TheEmmaDilemma · 28/11/2017 18:13

@wishfortime

I think I'm quite relaxed as a manager, and my team work hard whenever they need to and they get the job don't. They know when it is genuinely OK to surf the net and the times it is not. If they were doing something urgent/important and they happened to be surfing the next then I think they wouldn't mind me telling them its not the time to slack/close the page and do your job! Also if it gets to the end of the day and something hadn't been done, they know they would need to justify why and stay late if necessary. that's their choice

THIS.

If you treat a team as responsible adults with a little flexibility, my personal experience is you generally get more back.

In some cases people will think it's an opportunity to take the piss. They don't stay long, funnily.

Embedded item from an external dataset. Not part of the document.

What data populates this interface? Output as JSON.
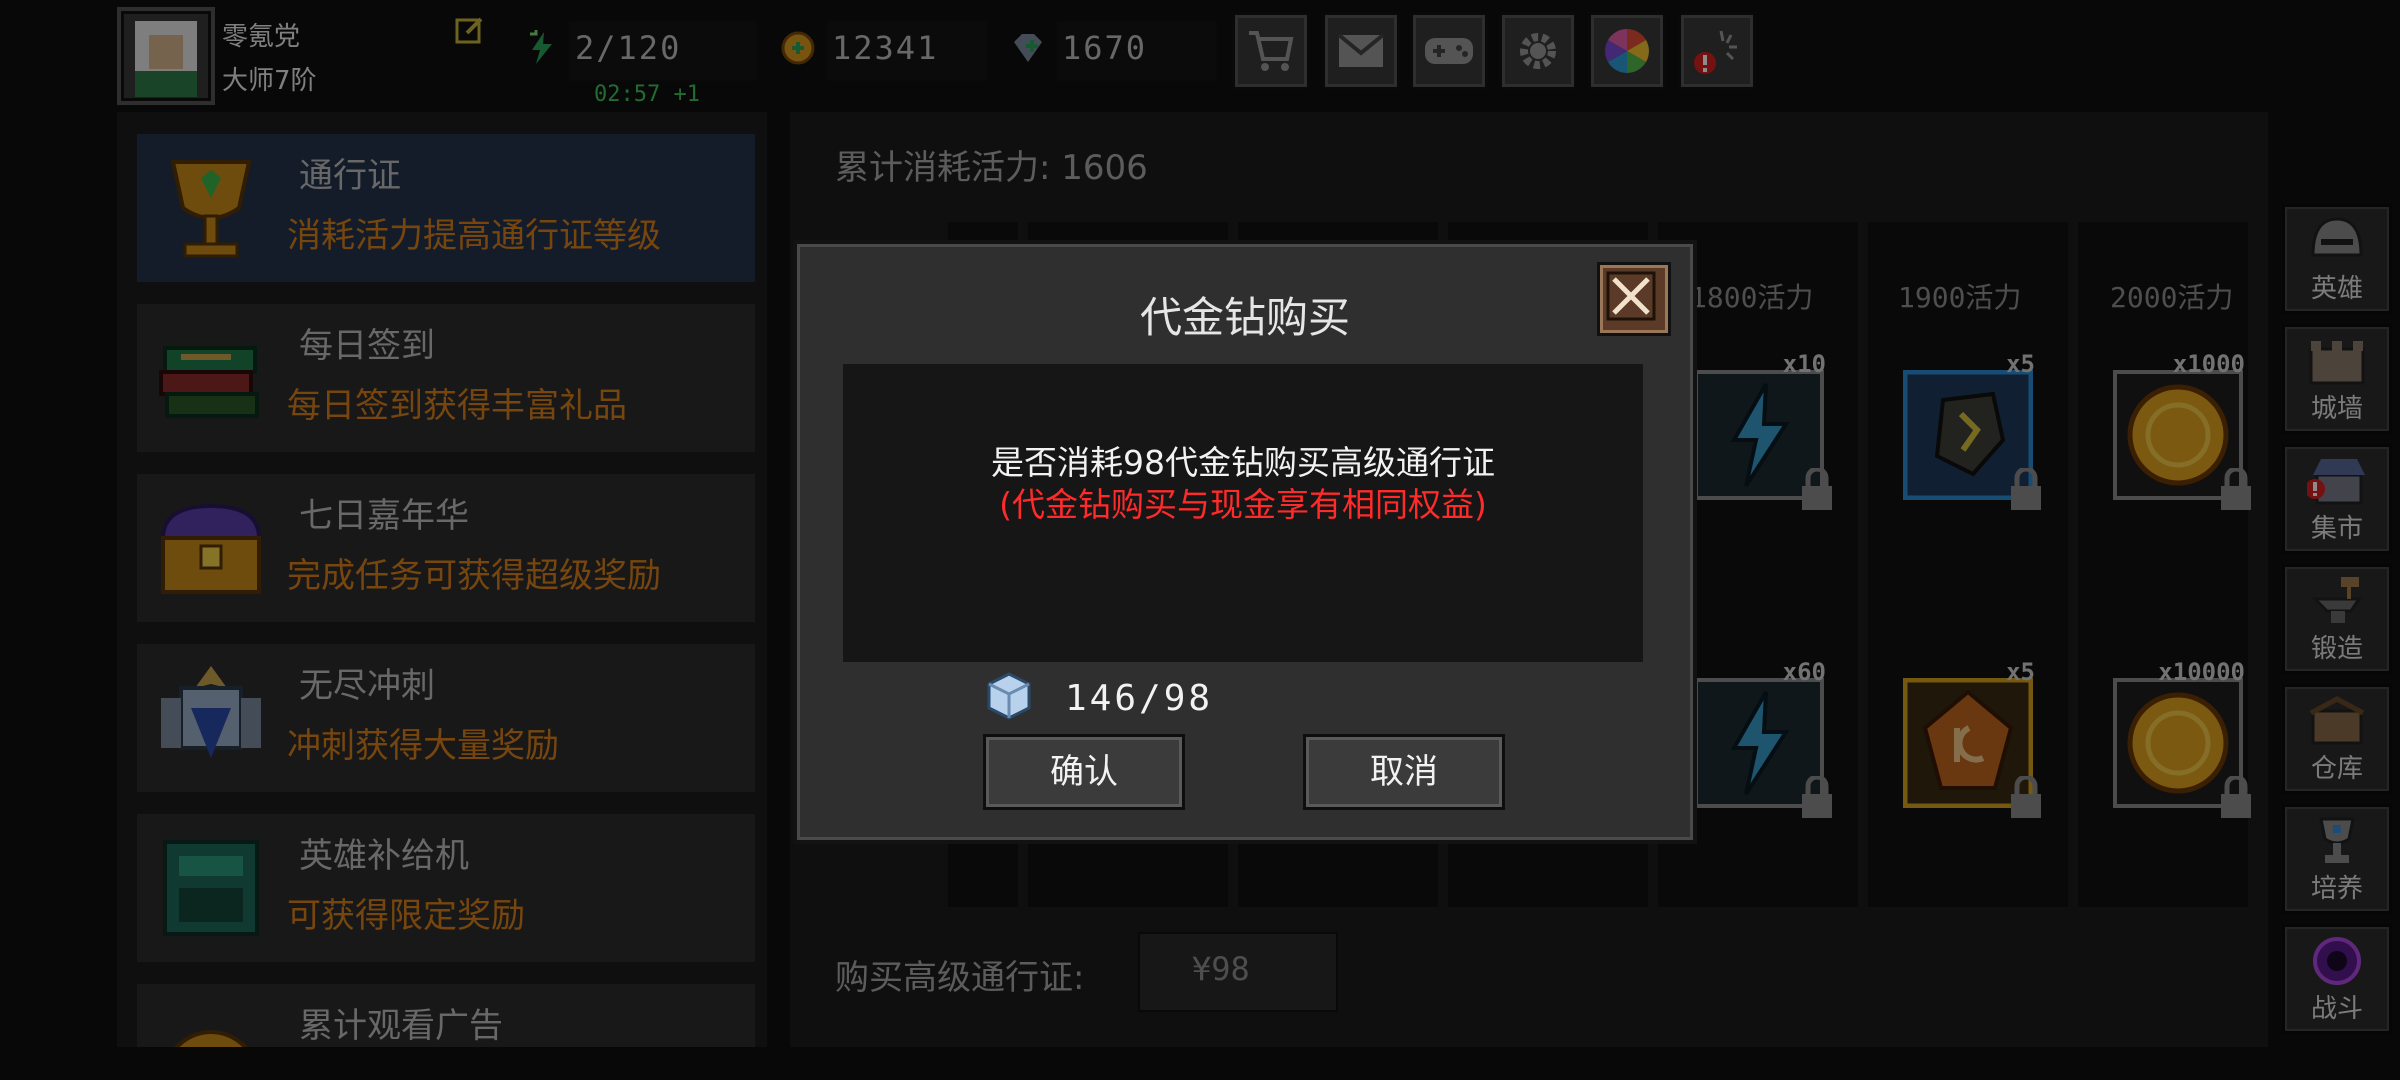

However, allowing an extra bit of down time here and there, in return for them staying 3 hours late when they are not contracted in an emergency, NO, offering too..., is a big difference.

You reap what you sow.

And I see that play out differently with my partner who travels extensively yet who's company thinks he should be happy to travel for 8 hours on a Saturday of his own time. Does he get it back? No. So he wants more money of course.